Maxwell's equations continue to hold even when the fields are not differentiable in the usual sense as they can be interpreted in terms of "weak" or distributional derivatives. For example, the electric field jumps discontinuously across a surface charge distribution, but $$\nabla \cdot {\bf D}= \rho$$ remains true with $$\rho(x,y,z)=\sigma(x,y) \delta(z)$$. This is the case in most of physics, which is why you seldom see differentiably conditions in discussions of vector calculus in physics texts. There are exceptions of course, so caution is always required.

• Discontinuities (where fields are not differentiable) can be figured out (eg using Gauss law) and the technique you mention can be used. But how can we ensure that in the rest of the points (where it is usually considered differentiable), the field is differentiable so that $\nabla \cdot \mathbf{E}$ and $\nabla \times \mathbf{E}$ are meaningful. – N.G.Tyson Apr 29 at 12:34
• Away from sources the fields are usually solutions of some kind of laplace equation (may be a vector Laplacian) or derivatives of such solutions. But solutions of laplace equation are always smooth ($C^\infty$) functions. This is just as in complex analysis where $u$ being a solution of Laplace means that it is the real part of an analytic function and for analytic functions once-differentiable $\Rightarrow$ infinitely differentiable. – mike stone Apr 29 at 12:41
• ok and what about within the source where $\vec{E}$ is considered differentiable – N.G.Tyson Apr 29 at 12:46
• Compute the electric field in a ball of uniform charge, for example. Inside the ball the potential is a nice smooth quadratic function of $r$. Its second derivative is discontinuous on the surface where $\rho$ is discontinuous, but otherwise the potential is smooth. The issue of differentiability is really rather uninteresting which is why is not discussed in physics books. If you are a mathematician, though, you need the full machinary of Sobolev spaces to do a good job of seeing when the distributional solution of any PDE is bona-fide conventional non-distribitional function. – mike stone Apr 29 at 15:29

Differentiability of the EM fields, like for many other quantities introduced in Physics, is not a property of the world but it is part of the mathematical model we find useful to describe the world.
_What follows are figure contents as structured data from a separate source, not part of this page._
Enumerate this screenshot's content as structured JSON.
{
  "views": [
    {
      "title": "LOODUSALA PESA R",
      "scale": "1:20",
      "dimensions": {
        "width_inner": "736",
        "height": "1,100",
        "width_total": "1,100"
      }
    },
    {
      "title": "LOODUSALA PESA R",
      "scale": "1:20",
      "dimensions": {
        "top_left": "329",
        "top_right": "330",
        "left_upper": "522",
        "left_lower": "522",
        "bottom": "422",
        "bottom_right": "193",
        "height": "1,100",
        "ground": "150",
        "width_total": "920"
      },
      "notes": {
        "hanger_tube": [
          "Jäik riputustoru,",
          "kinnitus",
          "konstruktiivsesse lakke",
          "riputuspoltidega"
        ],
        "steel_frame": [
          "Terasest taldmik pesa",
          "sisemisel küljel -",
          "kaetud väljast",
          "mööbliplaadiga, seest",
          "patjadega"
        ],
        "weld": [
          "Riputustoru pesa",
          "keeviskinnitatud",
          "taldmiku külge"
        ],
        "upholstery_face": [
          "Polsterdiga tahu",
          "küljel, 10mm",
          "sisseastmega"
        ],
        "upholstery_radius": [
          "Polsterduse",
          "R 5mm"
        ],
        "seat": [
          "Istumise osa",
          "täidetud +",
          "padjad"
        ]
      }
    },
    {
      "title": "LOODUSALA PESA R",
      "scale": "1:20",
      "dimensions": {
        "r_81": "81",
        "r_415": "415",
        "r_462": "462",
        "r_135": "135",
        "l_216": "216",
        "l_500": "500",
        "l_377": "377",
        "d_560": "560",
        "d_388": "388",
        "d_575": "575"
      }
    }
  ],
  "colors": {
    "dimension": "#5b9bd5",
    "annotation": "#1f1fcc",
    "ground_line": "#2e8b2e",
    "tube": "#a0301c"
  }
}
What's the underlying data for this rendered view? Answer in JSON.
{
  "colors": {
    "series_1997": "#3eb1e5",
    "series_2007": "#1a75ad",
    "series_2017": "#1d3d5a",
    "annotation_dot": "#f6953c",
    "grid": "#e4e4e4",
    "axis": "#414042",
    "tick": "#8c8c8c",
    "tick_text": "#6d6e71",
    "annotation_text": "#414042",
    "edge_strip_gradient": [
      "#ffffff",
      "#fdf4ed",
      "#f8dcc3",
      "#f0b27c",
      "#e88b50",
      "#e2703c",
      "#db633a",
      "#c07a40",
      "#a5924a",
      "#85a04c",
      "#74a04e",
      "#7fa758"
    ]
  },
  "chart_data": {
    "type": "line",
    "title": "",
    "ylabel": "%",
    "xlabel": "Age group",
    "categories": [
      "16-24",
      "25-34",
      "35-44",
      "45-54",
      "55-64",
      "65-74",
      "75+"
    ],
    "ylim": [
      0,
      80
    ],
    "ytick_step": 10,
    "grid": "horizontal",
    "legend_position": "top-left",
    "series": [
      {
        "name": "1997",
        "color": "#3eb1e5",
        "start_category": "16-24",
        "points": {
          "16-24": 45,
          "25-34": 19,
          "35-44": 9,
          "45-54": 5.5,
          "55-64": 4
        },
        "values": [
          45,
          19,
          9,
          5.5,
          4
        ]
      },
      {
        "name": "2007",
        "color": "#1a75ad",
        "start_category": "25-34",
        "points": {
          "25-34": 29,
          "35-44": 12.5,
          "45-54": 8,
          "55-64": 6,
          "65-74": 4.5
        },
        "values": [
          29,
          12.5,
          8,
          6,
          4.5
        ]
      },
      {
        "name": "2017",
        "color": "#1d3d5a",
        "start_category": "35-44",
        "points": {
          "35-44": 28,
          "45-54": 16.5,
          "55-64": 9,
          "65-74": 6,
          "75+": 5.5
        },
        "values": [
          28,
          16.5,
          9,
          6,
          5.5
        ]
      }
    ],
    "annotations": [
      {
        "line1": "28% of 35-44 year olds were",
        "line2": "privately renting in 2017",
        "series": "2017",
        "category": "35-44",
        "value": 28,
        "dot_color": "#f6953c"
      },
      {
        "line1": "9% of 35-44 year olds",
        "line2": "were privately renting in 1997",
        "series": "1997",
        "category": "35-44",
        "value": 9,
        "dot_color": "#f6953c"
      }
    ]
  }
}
As such, it is a property whose validity may be judged on an experimental basis. Until the model is in agreement with experiments, the property is valid. As soon we find a significant departure from the experiments we should be ready to change our model.

Actually, for EM fields we know that continuity properties may hold only on a coarse grained scale where the spatial average property of any real measurement allows to deal with smoothly varying quantities. However at the level of a microscopic QFT description a classical EM field emerges only when we can neglect the effect on the local values of the fluctuations of the underlying quantum fields.

Notice, that even much before QM or QFT entered into the toolbox of physicists, the smoothness of macroscopic fields was considered as a consequence of averaging over spatial regions large with respect to typical atomic length-scales but small with respect to the typical length of variation of the fields.

This is exactly the analog of a classical trajectory. We know that it does not exist at the QM level, still it is a very good approximation, with all possible smoothness, if we have to deal with planetary orbits.